The highest analyses of lithium from the sample was 460 ppm. 28 samples were higher than 150 with only 5 of the assays lower than 100 ppm.

Not only were surface samples taken but so were brine samples. With samples between the 10 to 70 ppm range. Others were diluted from the October and November 2014 rains that had fallen on the area prior to collection.

With sampling and analyses complete, Dajin will not carry out geophysical and sampling surveys with deeper drilling in order to test the depth and size of the aquifers within the Teels Marsh basin and their lithium concentrates.

Only 50 miles northwest of Rockwood Lithium Inc. in Silver Peak, Rockwood is the only brine based producing lithium mine in operation in North America.

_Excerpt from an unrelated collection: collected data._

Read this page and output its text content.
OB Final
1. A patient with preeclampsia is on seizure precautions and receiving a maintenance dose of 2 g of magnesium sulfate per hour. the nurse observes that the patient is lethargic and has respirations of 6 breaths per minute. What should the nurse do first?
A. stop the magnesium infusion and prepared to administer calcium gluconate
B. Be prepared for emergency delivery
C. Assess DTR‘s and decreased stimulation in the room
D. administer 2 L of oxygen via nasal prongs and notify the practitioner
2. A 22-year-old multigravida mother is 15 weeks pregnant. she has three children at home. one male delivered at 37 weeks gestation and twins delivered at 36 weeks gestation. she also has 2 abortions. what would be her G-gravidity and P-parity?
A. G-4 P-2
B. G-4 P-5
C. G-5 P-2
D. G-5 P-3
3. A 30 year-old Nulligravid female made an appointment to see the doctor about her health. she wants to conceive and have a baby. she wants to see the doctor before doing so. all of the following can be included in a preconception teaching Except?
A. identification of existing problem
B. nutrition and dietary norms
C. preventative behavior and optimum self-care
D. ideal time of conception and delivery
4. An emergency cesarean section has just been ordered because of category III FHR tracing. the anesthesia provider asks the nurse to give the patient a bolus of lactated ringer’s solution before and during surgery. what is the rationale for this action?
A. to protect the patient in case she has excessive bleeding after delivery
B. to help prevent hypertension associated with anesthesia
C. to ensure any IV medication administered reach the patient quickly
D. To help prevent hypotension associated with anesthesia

Lithium is the result of a classic, fault bounded closed basin. Active tectonics, have, over time, created the basin which trapped ground water within the sedimentary fill rich in volcanic sediments. The trapped ground water has circulated for millennia in a climate where evaporation was greater than precipitation. This climate leads to an enrichment of the basin’s ground water with soluble salts of lithium and boron.

The Teels Marsh basin is likely to have been formed by the Mono Lake Crater eruptions.

Dajin Resources Corp. is based out of Canada and was recently cleared for trading in the United States.